The statement, by Shelby Hallmark, acting assistant secretary for employment standards, and Andrew D. Auerbach, deputy director for the Office of Labor-Management Standards, deemed it “a mistake” for the Bush administration to propose further changes to LM-2 disclosure regulations. The officials said not enough time had passed since previous reporting rule changes were passed in 2003.

“The department agrees with the contention that financial transparency is necessary to protect against union fraud and corruption and to enhance accountability among union officials, and that it is necessary for members to effectively engage in union-self governance,” the labor regulators wrote.

However, Mark Mix, president of the pro-business National Right to Work Legal Defense Foundation, which provides legal services to workers who say unions have violated their rights, called the rollback of union financial disclosures troubling.

“The department’s decision not to protect simple union disclosure protections creates increased vulnerability for American workers and should serve notice to legislators that now is not the time to grant union bosses more unchecked power over workers and our economy,” he wrote in a recent letter to the department.

He said the AFL-CIO would “benefit greatly” from the delay or rollback of expanded reporting rules. “It immediately allows the AFL-CIO to avoid financial disclosure that is beneficial and necessary to rank-and-file workers who are forced to pay union dues and fees to keep a job,” he said.

Jim Coppess, associate general counsel for the AFL-CIO, discounted the criticism. He said the Labor Department’s recent moves did nothing to affect the transparency of union financial reports or the ability of federal regulators to monitor expenditures.

“All the department has done is propose the withdrawal of a rule hastily adopted on the very last day of the Bush administration and an examination of the actual costs and benefits of extensive reporting requirements imposed on unions in 2003 as the basis for possible future changes,” he wrote in an e-mail to The Washington Times.

Ms. Greenberg’s new role at Labor has prompted Mr. Mix and his group to file a Freedom of Information Act request seeking details about whether she or any other union leaders played a role in the union’s financial disclosure policies.

Ms. Greenfield declined an interview request, although Labor Department spokeswoman Amy Louviere said she is “complying with the president’s ethical guidelines.”

Last year, Ms. Greenfield and AFL-CIO attorneys sued Labor, saying the new conflict of interest forms would force thousands of unpaid union shop stewards to report detailed information about their finances to the department each year.

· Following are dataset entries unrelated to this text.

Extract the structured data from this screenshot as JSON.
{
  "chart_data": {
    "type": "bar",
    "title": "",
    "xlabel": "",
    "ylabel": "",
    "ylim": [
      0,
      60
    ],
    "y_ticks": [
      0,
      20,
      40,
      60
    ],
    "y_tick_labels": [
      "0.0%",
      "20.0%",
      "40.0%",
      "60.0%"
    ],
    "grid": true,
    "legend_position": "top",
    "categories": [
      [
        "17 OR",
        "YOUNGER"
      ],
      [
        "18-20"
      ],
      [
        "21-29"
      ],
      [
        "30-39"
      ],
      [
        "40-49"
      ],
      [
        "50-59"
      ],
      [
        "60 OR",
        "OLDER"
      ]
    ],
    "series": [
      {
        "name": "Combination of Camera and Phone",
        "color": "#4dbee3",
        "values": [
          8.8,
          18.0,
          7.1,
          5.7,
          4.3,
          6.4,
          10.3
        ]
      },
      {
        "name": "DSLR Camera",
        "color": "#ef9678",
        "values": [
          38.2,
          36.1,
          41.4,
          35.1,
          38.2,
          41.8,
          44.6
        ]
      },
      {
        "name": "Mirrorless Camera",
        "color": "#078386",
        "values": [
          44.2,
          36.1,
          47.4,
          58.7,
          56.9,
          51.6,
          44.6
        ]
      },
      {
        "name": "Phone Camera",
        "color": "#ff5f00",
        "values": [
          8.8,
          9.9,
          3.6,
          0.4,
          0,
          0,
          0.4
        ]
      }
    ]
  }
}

“Treating individuals, such as shop stewards, who are not on their union’s payroll as ’employees of a labor organization’ sweeps tens of thousands of rank and file union members” into the new reporting requirements, Ms. Greenfield and other union attorneys argued in a 51-page court filing.

Under the Bush administration, the department defended the rules in court. In court filings, government attorneys argued that the new rules were needed to “bring to light a wide variety of financial transactions and arrangements – whether proper or improper – that pose conflicts of interest arising from the relationships between unions, their officers and employees, employers and businesses.”

Ms. Greenfield’s job transfer is one of several appointments that suggest organized labor will hold much greater sway in the Obama administration than during the Bush years. Organized labor, which spent tens of millions of dollars helping to elect Barack Obama as president, has other likely allies, including:

• Patrick Gaspard, White House political affairs director, who worked at the Service Employees International Union.

• T. Michael Kerr, who served as assistant to the secretary-treasurer at SEIU in charge of finance and administration before he was picked to serve as assistant secretary for administration and management at Labor.

In her new job, Ms. Greenfield is in charge of the department’s executive secretariat office, which handles incoming correspondence to Ms. Solis, as well as memoranda and other documents from throughout the department.